Inspection trajectory matters. The latest Ofsted inspection is graded Requires Improvement. If you are considering entry, ask for a clear improvement plan, what has changed since June 2025, and how consistency is being secured across classes.
Early reading consistency. Phonics and early reading are identified as uneven beyond the early years, with staff expertise and book matching not consistently secure. This is particularly important for Reception to Year 2 families.
SEND adaptation. The inspection flags that staff knowledge to adapt learning is not strong enough in places, and that some pupils can become overly reliant on adults. Families with known or emerging needs should ask to see how adaptations are planned, delivered, and reviewed.
Published information can be patchy. Some key web pages were not accessible at the time of research. That makes direct contact and an in-person visit more important than usual for confirming fees, calendar, and admissions steps.
Green Crescent School will appeal to families seeking an independent primary with an Islamic ethos, clear behaviour routines, and safeguarding arrangements that are judged effective.
The main caution is consistency of teaching, particularly early reading and staff expertise across the curriculum, alongside the strength of SEND adaptations. Best suited to families who value the school’s ethos and who will actively engage with the school’s improvement work, asking detailed questions about what has changed since the June 2025 inspection.

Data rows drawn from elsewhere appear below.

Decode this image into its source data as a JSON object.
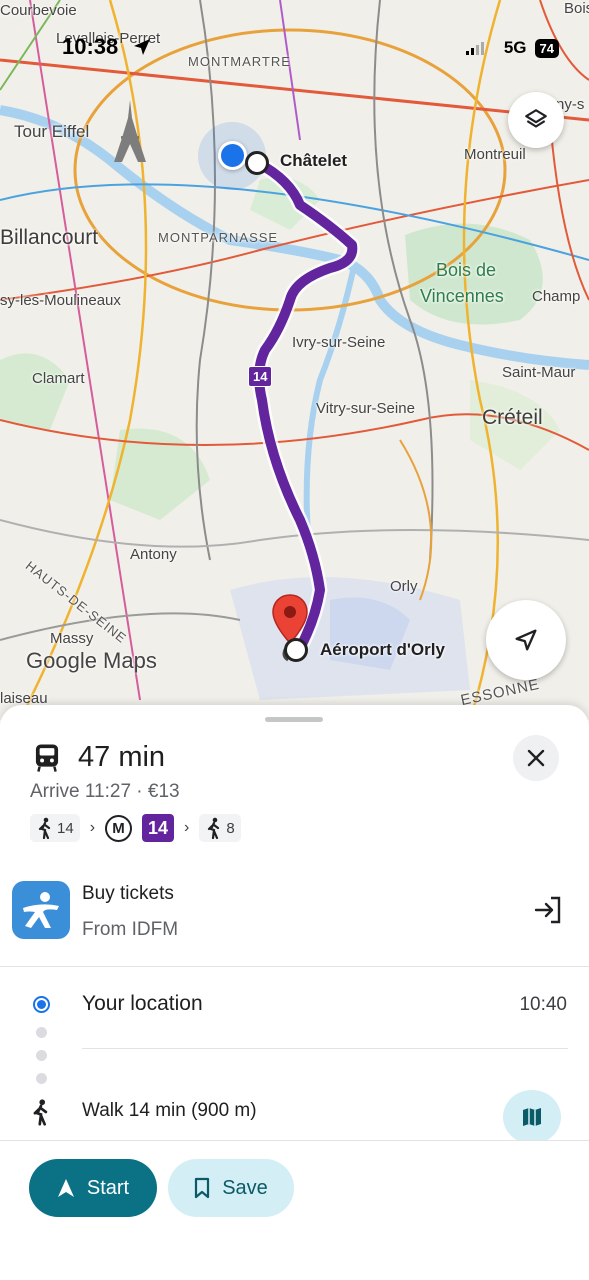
{
  "status_bar": {
    "time": "10:38",
    "network": "5G",
    "battery": "74"
  },
  "map": {
    "labels": {
      "courbevoie": "Courbevoie",
      "levallois": "Levallois-Perret",
      "montmartre": "MONTMARTRE",
      "tour_eiffel": "Tour Eiffel",
      "montreuil": "Montreuil",
      "billancourt": "Billancourt",
      "montparnasse": "MONTPARNASSE",
      "bois_de": "Bois de",
      "vincennes": "Vincennes",
      "champ": "Champ",
      "moulineaux": "sy-les-Moulineaux",
      "ivry": "Ivry-sur-Seine",
      "clamart": "Clamart",
      "saint_maur": "Saint-Maur",
      "vitry": "Vitry-sur-Seine",
      "creteil": "Créteil",
      "hauts_de_seine": "HAUTS-DE-SEINE",
      "antony": "Antony",
      "orly": "Orly",
      "massy": "Massy",
      "laiseau": "laiseau",
      "essonne": "ESSONNE",
      "bois_corner": "Bois",
      "ny_corner": "ny-s"
    },
    "origin_label": "Châtelet",
    "destination_label": "Aéroport d'Orly",
    "route_line": "14",
    "route_color": "#62259d",
    "attribution": "Google Maps"
  },
  "trip": {
    "duration": "47 min",
    "arrive": "Arrive 11:27 · €13",
    "steps": {
      "walk_start": "14",
      "metro_symbol": "M",
      "line": "14",
      "walk_end": "8"
    }
  },
  "tickets": {
    "title": "Buy tickets",
    "subtitle": "From IDFM"
  },
  "itinerary": {
    "start_label": "Your location",
    "start_time": "10:40",
    "walk_label": "Walk 14 min (900 m)"
  },
  "actions": {
    "start": "Start",
    "save": "Save"
  },
  "colors": {
    "accent": "#0b7285",
    "accent_light": "#d3eef4",
    "blue_dot": "#1a73e8",
    "route": "#62259d"
  }
}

The most recent Ofsted judgement is Requires Improvement, dated 24 June 2025. Safeguarding arrangements are effective, and routines and behaviour systems are described as clear, but the inspection identifies inconsistency in staff expertise, early reading delivery, and curriculum adaptations for pupils with SEND.
The latest rating shown on Ofsted’s report card is Requires Improvement, from the standard inspection dated 24 June 2025 (published 10 November 2025).
A Nottingham City directory listing gives typical opening times of 08:15 to 15:30 on weekdays. The school website also references weekday timings, including an earlier finish on Fridays. Families should confirm the current schedule and any wraparound care arrangements directly with the school.